Les Alpes se sont soulevées sous l’effet de la collision de la plaque européenne avec un sous-ensemble de la plaque continentale africaine appelé l’Apulie. Le rapprochement entre les deux plaques a débuté il y a 130 millions d’années. Mais l’arc alpin a vraiment commencé à se soulever il y a 40 millions d’années, une fois que l’océan alpin qui séparait les terres émergées s’est refermé. Ensuite, cela se complique. La plaque continentale européenne est venue s’engager sous l’Apulie. Mais la subduction s’est déroulée difficilement à cause de la faible densité de la croûte continentale européenne, qui n’est pas parvenue à s’enfoncer. Des bouts d’Europe se sont pliés, cassés, avant de remonter par-dessus des morceaux d’Afrique. Ce qui a provoqué un véritable puzzle géologique, dont les spécialistes n’ont pas encore reconstitué tous les mouvements. Et puis, en profondeur, sous l’effet de la pression et de la chaleur, certaines roches se sont même modifiées. Les changements physiques et chimiques provoqués par la pression et la hausse de la température ont complètement réorganisé leur structure minérale. Les géologues les nomment roches métamorphiques. Le schiste appartient à cette famille.
Dans ces roches qui ont subi des pressions énormes, des fractures peuvent apparaître – certaines roches se cassent, d’autres se déforment.

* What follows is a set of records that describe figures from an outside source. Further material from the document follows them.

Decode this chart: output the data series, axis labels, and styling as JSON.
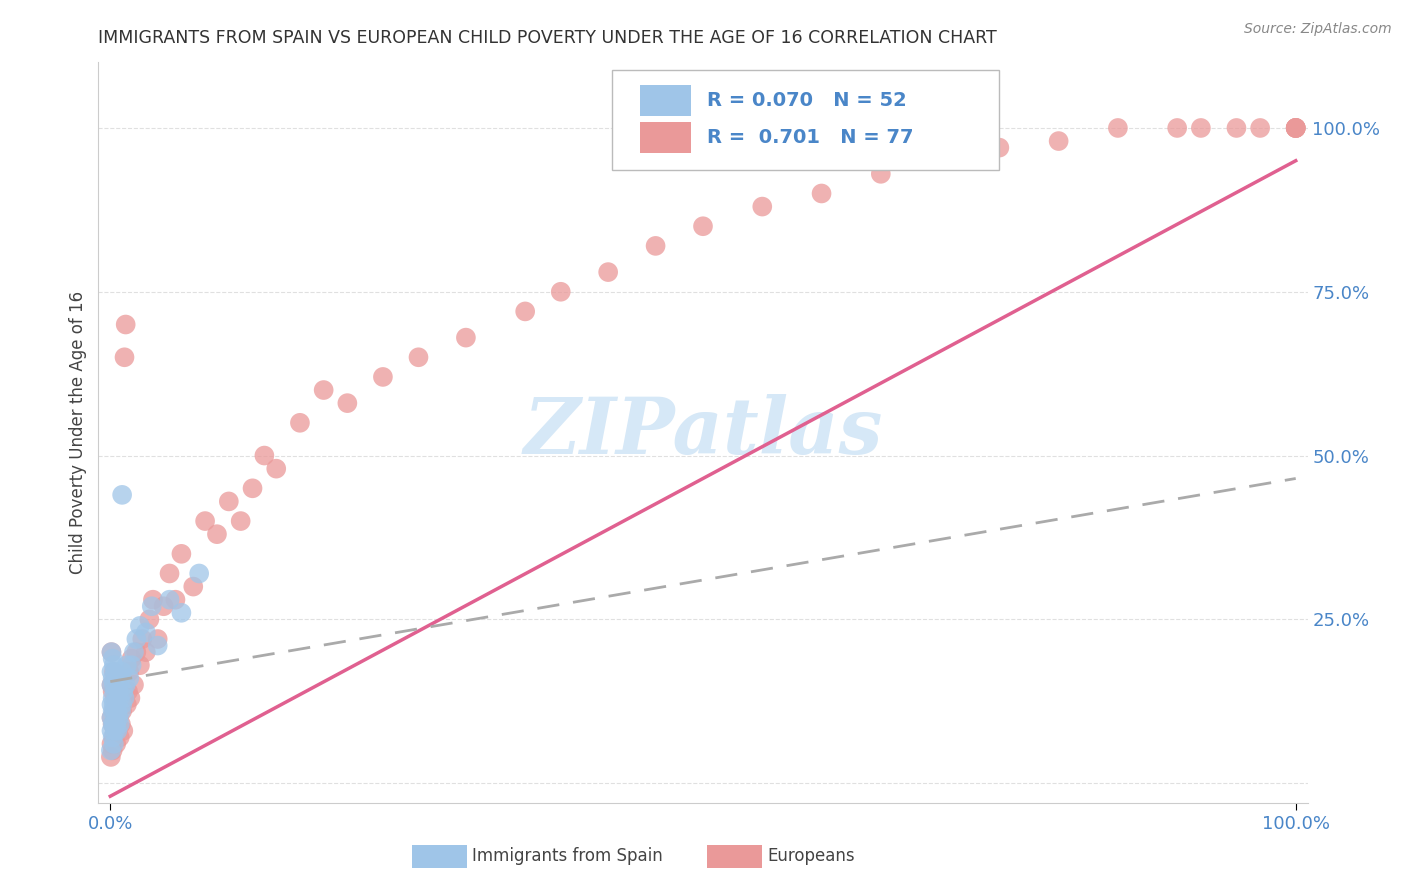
{
  "title": "IMMIGRANTS FROM SPAIN VS EUROPEAN CHILD POVERTY UNDER THE AGE OF 16 CORRELATION CHART",
  "source": "Source: ZipAtlas.com",
  "ylabel": "Child Poverty Under the Age of 16",
  "watermark": "ZIPatlas",
  "legend_blue_R": "0.070",
  "legend_blue_N": "52",
  "legend_pink_R": "0.701",
  "legend_pink_N": "77",
  "legend_label_blue": "Immigrants from Spain",
  "legend_label_pink": "Europeans",
  "blue_color": "#9fc5e8",
  "pink_color": "#ea9999",
  "blue_line_color": "#aaaaaa",
  "pink_line_color": "#e06090",
  "title_color": "#333333",
  "axis_label_color": "#4a86c8",
  "watermark_color": "#d6e8f7",
  "background_color": "#ffffff",
  "grid_color": "#dddddd",
  "blue_x": [
    0.0005,
    0.001,
    0.001,
    0.001,
    0.001,
    0.001,
    0.001,
    0.002,
    0.002,
    0.002,
    0.002,
    0.002,
    0.002,
    0.003,
    0.003,
    0.003,
    0.003,
    0.003,
    0.004,
    0.004,
    0.004,
    0.004,
    0.005,
    0.005,
    0.005,
    0.006,
    0.006,
    0.006,
    0.007,
    0.007,
    0.008,
    0.008,
    0.009,
    0.009,
    0.01,
    0.01,
    0.011,
    0.012,
    0.013,
    0.014,
    0.016,
    0.018,
    0.02,
    0.022,
    0.025,
    0.03,
    0.035,
    0.04,
    0.05,
    0.06,
    0.075,
    0.01
  ],
  "blue_y": [
    0.05,
    0.08,
    0.1,
    0.12,
    0.15,
    0.17,
    0.2,
    0.07,
    0.09,
    0.11,
    0.13,
    0.16,
    0.19,
    0.06,
    0.09,
    0.12,
    0.15,
    0.18,
    0.08,
    0.11,
    0.14,
    0.17,
    0.09,
    0.12,
    0.16,
    0.08,
    0.11,
    0.15,
    0.1,
    0.14,
    0.09,
    0.13,
    0.11,
    0.16,
    0.12,
    0.17,
    0.14,
    0.13,
    0.15,
    0.18,
    0.16,
    0.18,
    0.2,
    0.22,
    0.24,
    0.23,
    0.27,
    0.21,
    0.28,
    0.26,
    0.32,
    0.44
  ],
  "pink_x": [
    0.0005,
    0.001,
    0.001,
    0.001,
    0.001,
    0.002,
    0.002,
    0.002,
    0.003,
    0.003,
    0.003,
    0.004,
    0.004,
    0.005,
    0.005,
    0.006,
    0.006,
    0.007,
    0.008,
    0.008,
    0.009,
    0.01,
    0.011,
    0.012,
    0.013,
    0.014,
    0.015,
    0.016,
    0.017,
    0.018,
    0.02,
    0.022,
    0.025,
    0.027,
    0.03,
    0.033,
    0.036,
    0.04,
    0.045,
    0.05,
    0.055,
    0.06,
    0.07,
    0.08,
    0.09,
    0.1,
    0.11,
    0.12,
    0.13,
    0.14,
    0.16,
    0.18,
    0.2,
    0.23,
    0.26,
    0.3,
    0.35,
    0.38,
    0.42,
    0.46,
    0.5,
    0.55,
    0.6,
    0.65,
    0.7,
    0.75,
    0.8,
    0.85,
    0.9,
    0.92,
    0.95,
    0.97,
    1.0,
    1.0,
    1.0,
    1.0,
    1.0
  ],
  "pink_y": [
    0.04,
    0.06,
    0.1,
    0.15,
    0.2,
    0.05,
    0.09,
    0.14,
    0.07,
    0.11,
    0.17,
    0.08,
    0.13,
    0.06,
    0.12,
    0.08,
    0.14,
    0.1,
    0.07,
    0.13,
    0.09,
    0.11,
    0.08,
    0.65,
    0.7,
    0.12,
    0.14,
    0.17,
    0.13,
    0.19,
    0.15,
    0.2,
    0.18,
    0.22,
    0.2,
    0.25,
    0.28,
    0.22,
    0.27,
    0.32,
    0.28,
    0.35,
    0.3,
    0.4,
    0.38,
    0.43,
    0.4,
    0.45,
    0.5,
    0.48,
    0.55,
    0.6,
    0.58,
    0.62,
    0.65,
    0.68,
    0.72,
    0.75,
    0.78,
    0.82,
    0.85,
    0.88,
    0.9,
    0.93,
    0.95,
    0.97,
    0.98,
    1.0,
    1.0,
    1.0,
    1.0,
    1.0,
    1.0,
    1.0,
    1.0,
    1.0,
    1.0
  ],
  "xlim": [
    -0.01,
    1.01
  ],
  "ylim": [
    -0.03,
    1.1
  ]
}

Ce sont ces fissures qui abritent des fours à cristaux dans les Alpes, comme dans les massifs du monde entier. La formation des cristaux qui tapissent les fissures alpines s’est déroulée entre -10 à -20 millions d’années. À une profondeur de l’ordre d’une dizaine de kilomètres, des solutions aqueuses chaudes, dans lesquelles étaient dissous des minéraux, atome par atome, se sont infiltrées à l’intérieur des fractures. Lorsque les roches se sont soulevées vers la surface sous l’effet de la tectonique des plaques, la température s’est abaissée et les fluides ont cristallisé pour donner naissance aux merveilles minérales qui incrustent aujourd’hui les flancs de cavités.
Quartz et fluorite
D’une veine verticale, Sébastien sort un petit cristal de quartz, magnifiquement translucide avec sa forme classique hexagonale. Cette structure est liée à l’organisation des atomes du quartz – un atome de silicium pour deux d’oxygène.
Ce n’est pas un hasard si ce passionné extrait le plus souvent du quartz des entrailles de la montagne. Il s’agit du minéral le plus abondant sur Terre. Au Moyen Âge, tous les cristaux étaient d’ailleurs appelés quartz. Ce minéral est le constituant principal du sable des rivières, du grès et des roches dites magmatiques, comme le granit. Ces dernières proviennent, comme leur nom l’indique, du refroidissement du magma, à l’air libre ou en profondeur. Plus elles refroidissent loin sous la surface et donc lentement, plus la taille des cristaux qui les composent sera massive.
Revenir bredouille n’est tout de même pas si fréquent pour le quadragénaire de la Gruyère, qui, dans la descente, s’extasie devant un bouquet d’edelweiss. Au fil des années, il a appris à lire les formations géologiques de la vallée. « Le Binntal, au début, je n’y comprenais rien par rapport au massif du Mont-Blanc, qui est tellement simple avec du granit de haut en bas. Ici, à l’inverse, il y a beaucoup de sortes de roches différentes et elles sont réparties dans un grand bazar. Mais une fois que j’ai compris comment ça fonctionnait, j’ai commencé à rentrer avec des caisses de cristaux. » Chez lui, à Bulle, les curieux peuvent passer acheter certaines de ses trouvailles. Pas les plus belles pièces, qu’il conserve jalousement malgré leur valeur. En 2023, il a tout de même cédé une éblouissante fluorite verte, qu’il avait dénichée avec son compère Jacques Grandjean au-dessus du glacier de Fiesch, dans les Alpes bernoises. Elle est exposée au musée de la Nature, à Sion. Sa couleur, un vert presque fluorescent, et sa géométrie octaédrique reflètent un petit bout de l’histoire des montagnes.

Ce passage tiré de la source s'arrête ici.